Responding to increased international concern about the effect of short-selling on the health of equity markets (concern that is dismissed by most economists as misplaced), Japan's Financial Services Agency has announced a package of measures which it says will help to develop a securities market "easy for anyone to invest in," and establish a fair, transparent, efficient and competitive market.
The new measures will apply from September, and follow pricing curbs imposed in March on short-selling using borrowed shares. FSA officials said the latest regulations on short-selling would apply to institutional investors and brokerages that use margin transactions, but will exempt individual investors. Trades that seek to hedge against share price declines and arbitrage transactions with futures and other instruments will also be excluded, they said.
Hakuo Yanagisawa, the minister responsible for financial markets, denied the steps were specifically aimed at lifting the stock market, but said there were some spots of bright economic news: "There are some good economic indicators and I hope that investors take this into account when making their investment decisions," he said, adding: "I didn't think we would be making this announcement during such conditions," he said. However, he said he hoped the new measures would have a positive effect in the mid- to long-term.
Analysts said they thought the measures would be neutral in market terms; but the market gave its own opinion, falling more than 2% in the two trading days after the measures were trailed in local newspapers.

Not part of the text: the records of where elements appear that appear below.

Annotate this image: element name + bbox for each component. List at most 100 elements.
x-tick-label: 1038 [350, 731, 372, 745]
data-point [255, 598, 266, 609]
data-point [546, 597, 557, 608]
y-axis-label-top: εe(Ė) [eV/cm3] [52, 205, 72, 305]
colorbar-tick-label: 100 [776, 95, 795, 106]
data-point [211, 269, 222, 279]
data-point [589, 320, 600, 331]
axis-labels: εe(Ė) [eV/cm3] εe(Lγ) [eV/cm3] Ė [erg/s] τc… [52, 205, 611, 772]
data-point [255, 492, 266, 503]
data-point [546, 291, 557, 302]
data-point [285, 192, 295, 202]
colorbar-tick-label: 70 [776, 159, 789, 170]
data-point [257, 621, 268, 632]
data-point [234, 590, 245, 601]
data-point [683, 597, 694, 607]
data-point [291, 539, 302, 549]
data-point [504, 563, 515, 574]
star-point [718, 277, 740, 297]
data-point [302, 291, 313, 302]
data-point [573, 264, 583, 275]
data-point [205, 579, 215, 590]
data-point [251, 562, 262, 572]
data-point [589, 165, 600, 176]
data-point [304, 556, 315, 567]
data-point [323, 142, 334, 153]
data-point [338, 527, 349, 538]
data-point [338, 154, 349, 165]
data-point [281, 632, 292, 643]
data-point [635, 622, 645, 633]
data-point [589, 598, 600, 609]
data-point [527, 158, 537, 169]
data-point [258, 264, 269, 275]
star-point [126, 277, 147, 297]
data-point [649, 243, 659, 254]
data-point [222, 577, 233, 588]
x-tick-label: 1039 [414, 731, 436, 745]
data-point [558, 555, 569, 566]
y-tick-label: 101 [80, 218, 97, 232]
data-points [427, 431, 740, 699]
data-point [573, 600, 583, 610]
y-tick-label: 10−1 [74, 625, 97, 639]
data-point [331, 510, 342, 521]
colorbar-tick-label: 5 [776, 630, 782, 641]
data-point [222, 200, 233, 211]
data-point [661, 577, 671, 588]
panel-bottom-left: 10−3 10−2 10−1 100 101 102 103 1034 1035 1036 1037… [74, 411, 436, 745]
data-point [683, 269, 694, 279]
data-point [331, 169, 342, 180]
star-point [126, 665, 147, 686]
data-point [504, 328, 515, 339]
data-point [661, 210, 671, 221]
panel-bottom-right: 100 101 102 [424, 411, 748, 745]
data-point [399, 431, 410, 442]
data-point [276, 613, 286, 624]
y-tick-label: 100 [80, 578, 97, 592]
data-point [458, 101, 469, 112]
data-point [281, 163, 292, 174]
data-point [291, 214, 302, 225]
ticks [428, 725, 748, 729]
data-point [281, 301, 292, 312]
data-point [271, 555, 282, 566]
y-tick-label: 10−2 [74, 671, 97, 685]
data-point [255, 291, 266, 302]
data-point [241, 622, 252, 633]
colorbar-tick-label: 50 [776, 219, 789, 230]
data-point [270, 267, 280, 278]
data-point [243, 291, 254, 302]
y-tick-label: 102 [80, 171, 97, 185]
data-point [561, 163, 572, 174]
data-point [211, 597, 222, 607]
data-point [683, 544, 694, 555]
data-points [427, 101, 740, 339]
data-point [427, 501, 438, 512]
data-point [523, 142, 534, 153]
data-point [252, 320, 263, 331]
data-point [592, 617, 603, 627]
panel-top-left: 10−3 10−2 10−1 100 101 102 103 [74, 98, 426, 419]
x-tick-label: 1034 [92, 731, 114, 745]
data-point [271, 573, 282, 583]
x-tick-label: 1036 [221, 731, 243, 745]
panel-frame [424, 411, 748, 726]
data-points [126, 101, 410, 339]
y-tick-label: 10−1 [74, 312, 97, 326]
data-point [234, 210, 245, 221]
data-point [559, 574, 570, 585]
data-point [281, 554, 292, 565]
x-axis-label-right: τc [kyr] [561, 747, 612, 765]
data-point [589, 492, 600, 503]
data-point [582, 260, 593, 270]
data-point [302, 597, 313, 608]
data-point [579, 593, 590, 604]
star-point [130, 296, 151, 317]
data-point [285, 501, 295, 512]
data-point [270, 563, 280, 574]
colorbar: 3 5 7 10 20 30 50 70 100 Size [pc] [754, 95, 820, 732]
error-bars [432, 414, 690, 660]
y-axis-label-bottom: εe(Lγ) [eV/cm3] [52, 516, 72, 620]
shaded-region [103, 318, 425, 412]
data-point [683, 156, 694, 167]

Apart from the short-selling rules, the FSA's package includes other steps aimed at developing a fair and transparent securities market. The government will encourage continuous disclosure of risk and other information, and quarterly financial information disclosures by securities issuers. The FSA said it would encourage stock exchanges to implement stricter delisting criteria and efficient securities settlement systems. It also plans to ask the government to implement tax incentives to favour equity and security investment.